EPA Proposes Mandated Increases in Biofuel Production. Reuters, September 7, 2006. “The U.S. Environmental Protection Agency on Thursday proposed new clean fuel rules to comply with a 2005 energy law that directs refiners and marketers to increase biofuel production from 4 billion gallons this year to 7.5 billion gallons in 2012. Specifically, EPA proposes 3.71 percent of all U.S. gasoline sold next year be a ‘renewable fuel.’ Currently the standard is 2.78 percent of all gasoline sales.”

Consumer Reports Tests Question Viability of Ethanol. Kansas City infoZine, September 6, 2006. “Tests and investigation by Consumer Reports conclude that ethanol will cost consumers more money than gasoline and that there concerns about whether the government support of flexible fuel vehicles is really helping the U.S. achieve energy independence.” E85, which is 85 percent ethanol, was found to have a 27% fuel-economy penalty over gasoline.
Ethanol Promises. By Pattrick Bedard, Car and Driver, July issue. An in-depth critical look at ethanol, from a magazine that most environmentalists would not look to for useful information. “Now, with gasoline prices high and more people concerned about global warming, Congress has gotten brave enough to bring ethanol in the front door, in broad daylight, with mandates. Farm-raising our own energy independence is a seductive idea, better yet if it comes with a clean-burning fuel. But will it work? Let’s examine the various promises for ethanol one by one, to see if it can deliver.”

Green Initiatives
New Website to Gauge How Green Your Diet Is .The Associated Press, September 6, 2006. “Two interactive online calculators let consumers gauge the health, environmental and animal-welfare impact of their diet. They’re available on the new Eating Green Web site, www.eatinggreen. org, of the Center for Science in the Public Interest [DC]… The Web site is part of a new strategy for the 35-year-old center as it makes an environmental case for more plant-based, though not necessarily vegetarian, diets.” To launch the project, CSPI has published Six Arguments for a Greener Diet – a review of the scientific literature that provides advice to consumers and policymakers.

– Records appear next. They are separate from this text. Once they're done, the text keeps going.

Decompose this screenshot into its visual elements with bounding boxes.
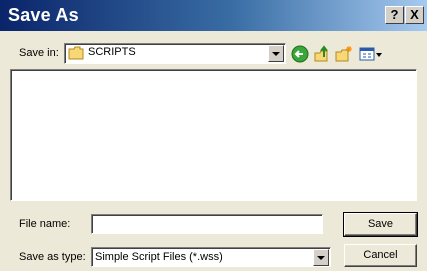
file-list[interactable] [10, 69, 417, 201]
save-as-dialog: Save As ? X Save in: SCRIPTS File name: … [0, 0, 427, 271]
save-in-dropdown[interactable]: SCRIPTS [64, 43, 286, 64]
dialog-title: Save As [8, 5, 79, 25]
new-folder-icon[interactable] [335, 45, 353, 63]
save-as-type-dropdown-button[interactable] [313, 249, 329, 266]
folder-icon [68, 46, 84, 60]
view-menu-icon[interactable] [359, 45, 383, 63]
file-name-input[interactable] [91, 214, 323, 234]
save-in-dropdown-button[interactable] [268, 45, 284, 62]
save-as-type-value: Simple Script Files (*.wss) [95, 251, 223, 263]
cancel-button[interactable]: Cancel [344, 244, 417, 267]
file-name-label: File name: [19, 218, 71, 230]
save-in-value: SCRIPTS [88, 46, 136, 58]
save-as-type-label: Save as type: [19, 251, 86, 263]
title-bar[interactable]: Save As ? X [0, 0, 427, 31]
close-button[interactable]: X [405, 6, 424, 24]
back-icon[interactable] [291, 45, 309, 63]
save-in-label: Save in: [19, 47, 59, 59]
help-button[interactable]: ? [385, 6, 404, 24]
up-folder-icon[interactable] [313, 45, 331, 63]
save-as-type-dropdown[interactable]: Simple Script Files (*.wss) [91, 247, 331, 267]
save-button[interactable]: Save [343, 212, 418, 237]
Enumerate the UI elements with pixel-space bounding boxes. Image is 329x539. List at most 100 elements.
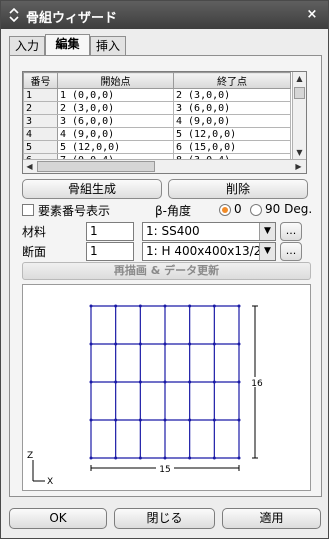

Hertz Launches ‘Collection’ of Green Vehicles. GreenBiz News, September 7, 2006. “Hertz is launching a new collection of fuel-efficient, environmentally friendly cars, that can be reserved by specific make and model, with an EPA highway rating of 28 miles per gallon… With more than 35,000 cars in the Green Collection, Hertz guarantees availability at 50 major airport locations across the U.S.”

Swiss Make Breakthrough in Longest Rail Tunnel. Reuters, September 6, 2006. “Construction workers made the first breakthrough in what will be the world’s longest rail tunnel on Wednesday, meeting under the Swiss Alps to join up its northern and southern sections. Engineers and miners from the AlpTransit consortium made the breakthrough to meet at Faido, in southern Switzerland. The tunnel will be 57 km (35.4 miles) long when completed in 2016 and cut Zurich-Milan journey times by an hour compared to an existing tunnel link… Swiss authorities gave the green light last month to the world’s tallest elevator which will lift train passengers using the new rail tunnel 800 meters in the heart of the Alps.” The new train service will decrease fuel consumption by decreasing the mountainous climb for trains and by encouraging rail over automobile traffic.